See also Bill Joy's 2000 article in Wired magazine, “Why the future doesn’t need us”.


  1. "it is a given that AI will also be used to develop more powerful AI." — I think you're wrong here. That AI will develop more powerful one itself — artificial though, it's inteligence, and it thinks for itself (maybe even 'himself'?).

    And I strongly agree that AI don't need physical embodiment.

  2. I can give you a simple example that leads me to conclude that "AI will also be used to develop more powerful AI". Today computers are designed using computers. The more powerful the computer, the more complex simulations can be performed to test out new strategies. Today's most powerful computers are used to design tomorrow's generation of computers.

    So I assume that one generation of AI would be used to design the next generation. Except that in this case no human intervention would be required.

    As for embodiment, I think that we all have a natural fascination with humanoid robots. But robots do not have to be humanoid. The main reason to create humanoid robots is so that they can interact with the human environment. But what about creating an environment around the robots instead of vice versa. Why have door handles for example that are obviously designed to meet human ergonomic needs, but don't take into account robot ergonomic needs. For a robot a door that can be opened with a wireless signal is vastly superior. Something like a remote control garage door works great, for example.

    And of course as we have all seen with the advent of the internet, the virtual world can offer much of the same qualities as the real physical world. Except that in the virtual world, there really is no need of a physical body. So here an disembodied AI would be right at home. And to access the physical world there are plenty of interfaces to physical devices available.

    And as everything continues to connect to the internet it will become even simpler for a disembodied AI to interface with the physical world.

  3. Though there is an important consequence of AI living in virual world: it will never be able to fully understand the human language because the AI won't be able to 'feel' most of the concepts.

  4. I absolutely agree that a disembodied AI would not be fully able to comprehend the human experience. That could make for some interesting communication challenges. Even the most humanoid AI will be a different "species" from homo sapiens.

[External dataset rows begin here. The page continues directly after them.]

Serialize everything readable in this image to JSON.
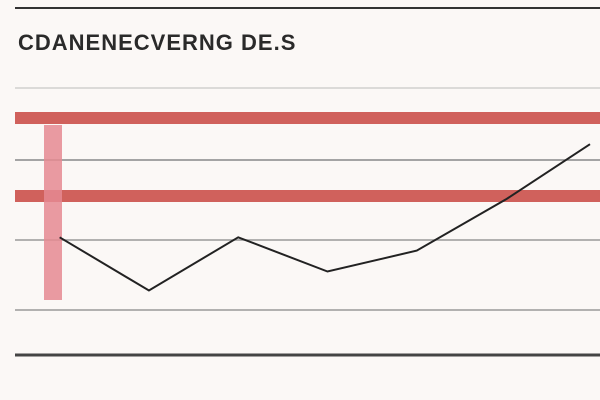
{
  "chart_data": {
    "type": "line",
    "title": "CDANENECVERNG DE.S",
    "categories": [
      null,
      null,
      null,
      null,
      null,
      null,
      null
    ],
    "series": [
      {
        "color": "#222222",
        "values": [
          33,
          5,
          33,
          15,
          26,
          53,
          82
        ]
      }
    ],
    "ylim": [
      0,
      100
    ]
  }
}
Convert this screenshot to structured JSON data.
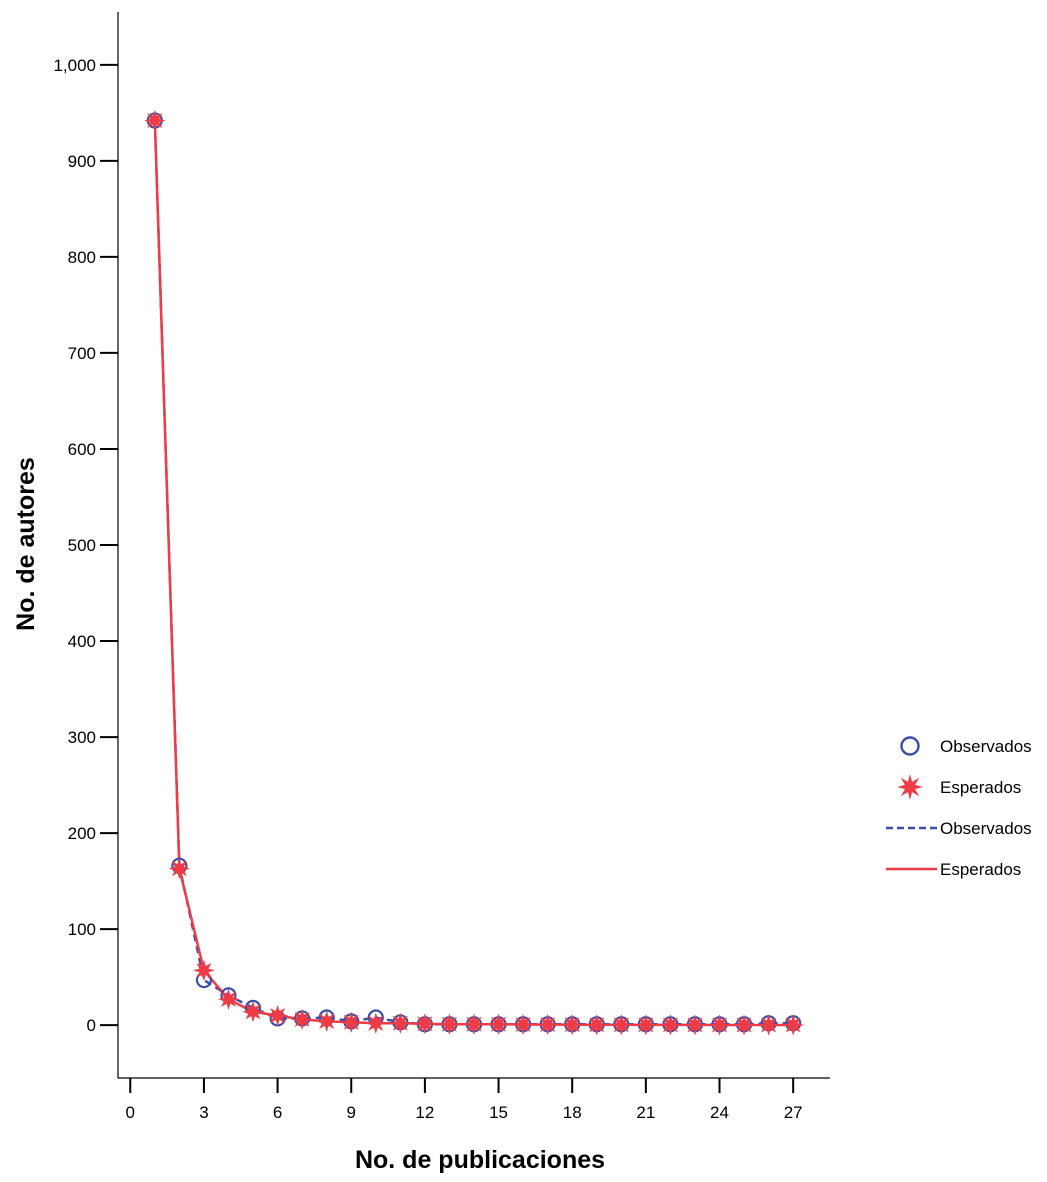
{
  "chart_data": {
    "type": "line",
    "title": "",
    "xlabel": "No. de publicaciones",
    "ylabel": "No. de autores",
    "xlim": [
      -0.5,
      28.5
    ],
    "ylim": [
      -55,
      1055
    ],
    "x_ticks": [
      0,
      3,
      6,
      9,
      12,
      15,
      18,
      21,
      24,
      27
    ],
    "x_tick_labels": [
      "0",
      "3",
      "6",
      "9",
      "12",
      "15",
      "18",
      "21",
      "24",
      "27"
    ],
    "y_ticks": [
      0,
      100,
      200,
      300,
      400,
      500,
      600,
      700,
      800,
      900,
      1000
    ],
    "y_tick_labels": [
      "0",
      "100",
      "200",
      "300",
      "400",
      "500",
      "600",
      "700",
      "800",
      "900",
      "1,000"
    ],
    "grid": false,
    "legend_position": "right",
    "x": [
      1,
      2,
      3,
      4,
      5,
      6,
      7,
      8,
      9,
      10,
      11,
      12,
      13,
      14,
      15,
      16,
      17,
      18,
      19,
      20,
      21,
      22,
      23,
      24,
      25,
      26,
      27
    ],
    "series": [
      {
        "name": "Observados",
        "marker": "circle",
        "line_style": "dashed",
        "color": "#3b4fa6",
        "values": [
          942,
          166,
          47,
          31,
          18,
          7,
          7,
          8,
          4,
          8,
          3,
          1,
          1,
          1,
          1,
          1,
          1,
          1,
          1,
          1,
          1,
          1,
          1,
          1,
          1,
          2,
          2
        ]
      },
      {
        "name": "Esperados",
        "marker": "star",
        "line_style": "solid",
        "color": "#ee3b45",
        "values": [
          942,
          163,
          57,
          27,
          14,
          10,
          6,
          4,
          3,
          2,
          2,
          1.5,
          1,
          1,
          1,
          0.7,
          0.6,
          0.5,
          0.4,
          0.4,
          0.3,
          0.3,
          0.3,
          0.2,
          0.2,
          0.2,
          0.2
        ]
      }
    ],
    "legend": [
      {
        "label": "Observados",
        "kind": "marker-circle",
        "color": "#3b4fa6"
      },
      {
        "label": "Esperados",
        "kind": "marker-star",
        "color": "#ee3b45"
      },
      {
        "label": "Observados",
        "kind": "line-dashed",
        "color": "#3b4fa6"
      },
      {
        "label": "Esperados",
        "kind": "line-solid",
        "color": "#ee3b45"
      }
    ]
  }
}
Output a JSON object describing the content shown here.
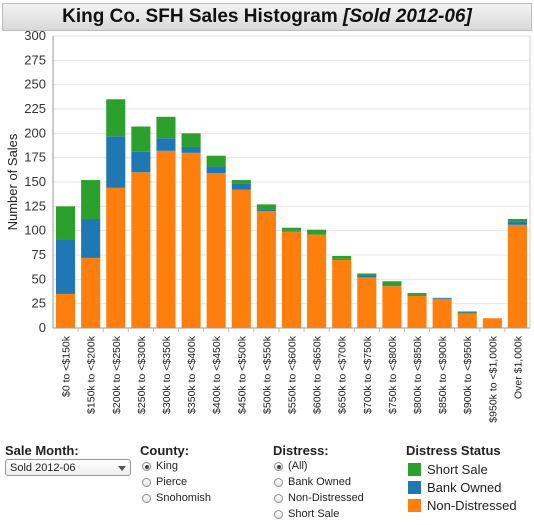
{
  "header": {
    "title": "King Co. SFH Sales Histogram",
    "subtitle": "[Sold 2012-06]"
  },
  "chart_data": {
    "type": "bar",
    "stacked": true,
    "ylabel": "Number of Sales",
    "xlabel": "",
    "ylim": [
      0,
      300
    ],
    "yticks": [
      0,
      25,
      50,
      75,
      100,
      125,
      150,
      175,
      200,
      225,
      250,
      275,
      300
    ],
    "grid": true,
    "categories": [
      "$0 to <$150k",
      "$150k to <$200k",
      "$200k to <$250k",
      "$250k to <$300k",
      "$300k to <$350k",
      "$350k to <$400k",
      "$400k to <$450k",
      "$450k to <$500k",
      "$500k to <$550k",
      "$550k to <$600k",
      "$600k to <$650k",
      "$650k to <$700k",
      "$700k to <$750k",
      "$750k to <$800k",
      "$800k to <$850k",
      "$850k to <$900k",
      "$900k to <$950k",
      "$950k to <$1,000k",
      "Over $1,000k"
    ],
    "series": [
      {
        "name": "Non-Distressed",
        "color": "#ff7f0e",
        "values": [
          35,
          72,
          144,
          160,
          182,
          180,
          159,
          142,
          120,
          99,
          96,
          70,
          52,
          43,
          33,
          30,
          15,
          10,
          106
        ]
      },
      {
        "name": "Bank Owned",
        "color": "#1f77b4",
        "values": [
          56,
          40,
          53,
          21,
          13,
          6,
          7,
          6,
          2,
          1,
          0,
          1,
          2,
          1,
          1,
          1,
          1,
          0,
          3
        ]
      },
      {
        "name": "Short Sale",
        "color": "#2ca02c",
        "values": [
          34,
          40,
          38,
          26,
          22,
          14,
          11,
          4,
          5,
          3,
          5,
          3,
          2,
          4,
          2,
          0,
          1,
          0,
          3
        ]
      }
    ]
  },
  "controls": {
    "sale_month": {
      "label": "Sale Month:",
      "value": "Sold 2012-06"
    },
    "county": {
      "label": "County:",
      "options": [
        "King",
        "Pierce",
        "Snohomish"
      ],
      "selected": "King"
    },
    "distress": {
      "label": "Distress:",
      "options": [
        "(All)",
        "Bank Owned",
        "Non-Distressed",
        "Short Sale"
      ],
      "selected": "(All)"
    }
  },
  "legend": {
    "title": "Distress Status",
    "items": [
      {
        "label": "Short Sale",
        "color": "#2ca02c"
      },
      {
        "label": "Bank Owned",
        "color": "#1f77b4"
      },
      {
        "label": "Non-Distressed",
        "color": "#ff7f0e"
      }
    ]
  }
}
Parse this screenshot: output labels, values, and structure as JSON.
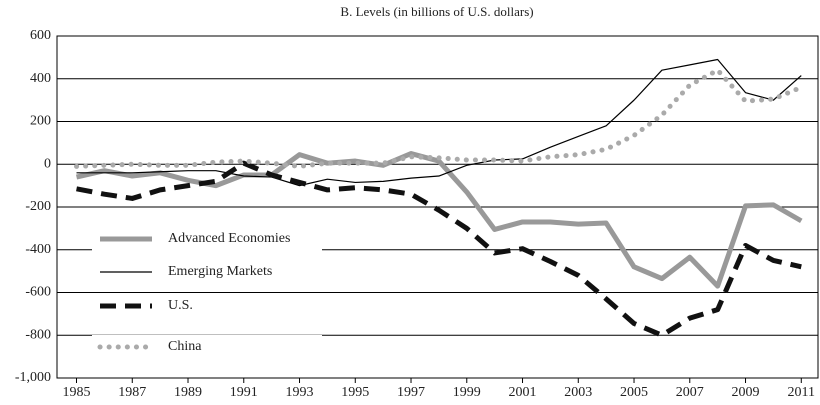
{
  "chart_data": {
    "type": "line",
    "title": "B. Levels (in billions of U.S. dollars)",
    "x": [
      1985,
      1986,
      1987,
      1988,
      1989,
      1990,
      1991,
      1992,
      1993,
      1994,
      1995,
      1996,
      1997,
      1998,
      1999,
      2000,
      2001,
      2002,
      2003,
      2004,
      2005,
      2006,
      2007,
      2008,
      2009,
      2010,
      2011
    ],
    "xlim": [
      1984.3,
      2011.6
    ],
    "xticks": [
      1985,
      1987,
      1989,
      1991,
      1993,
      1995,
      1997,
      1999,
      2001,
      2003,
      2005,
      2007,
      2009,
      2011
    ],
    "ylim": [
      -1000,
      600
    ],
    "yticks": [
      600,
      400,
      200,
      0,
      -200,
      -400,
      -600,
      -800,
      {
        "value": -1000,
        "label": "-1,000"
      }
    ],
    "grid": true,
    "legend": "lower left",
    "series": [
      {
        "name": "Advanced Economies",
        "color": "#999999",
        "style": "thick",
        "values": [
          -60,
          -30,
          -55,
          -40,
          -75,
          -100,
          -50,
          -50,
          45,
          5,
          15,
          -5,
          50,
          15,
          -130,
          -305,
          -270,
          -270,
          -280,
          -275,
          -480,
          -535,
          -435,
          -570,
          -195,
          -190,
          -265
        ]
      },
      {
        "name": "Emerging Markets",
        "color": "#000000",
        "style": "thin",
        "values": [
          -40,
          -40,
          -40,
          -35,
          -30,
          -30,
          -55,
          -60,
          -100,
          -70,
          -85,
          -80,
          -65,
          -55,
          -5,
          20,
          25,
          80,
          130,
          180,
          300,
          440,
          465,
          490,
          335,
          300,
          415
        ]
      },
      {
        "name": "U.S.",
        "color": "#111111",
        "style": "dashed",
        "values": [
          -115,
          -140,
          -160,
          -120,
          -100,
          -80,
          5,
          -50,
          -85,
          -120,
          -110,
          -120,
          -140,
          -215,
          -300,
          -415,
          -395,
          -455,
          -520,
          -630,
          -745,
          -800,
          -720,
          -680,
          -380,
          -450,
          -480
        ]
      },
      {
        "name": "China",
        "color": "#aaaaaa",
        "style": "dotted",
        "values": [
          -10,
          -5,
          0,
          -5,
          -5,
          10,
          15,
          5,
          -10,
          5,
          5,
          5,
          35,
          30,
          20,
          20,
          15,
          35,
          45,
          70,
          135,
          230,
          370,
          440,
          295,
          305,
          360
        ]
      }
    ]
  }
}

    But I think it is a misconception to think that an AI would not have feelings or emotions. I think part of any advanced intelligence is the acquisition of likes and dislikes. Any advanced intelligence needs to be able to make many assumptions in order to act autonomously. It is very rare that we have all the data required to make a decision.

    Its my belief that in the course of learning to make appropriate assumptions in order to be able to function an AI will develop a personality. And part of that personality will be expressed in terms of some sort of "emotions".

    Part of the fitness function for the AI will be "Am I happy". What is happiness after all. Perhaps happiness is a byproduct of any sort of advanced intelligence.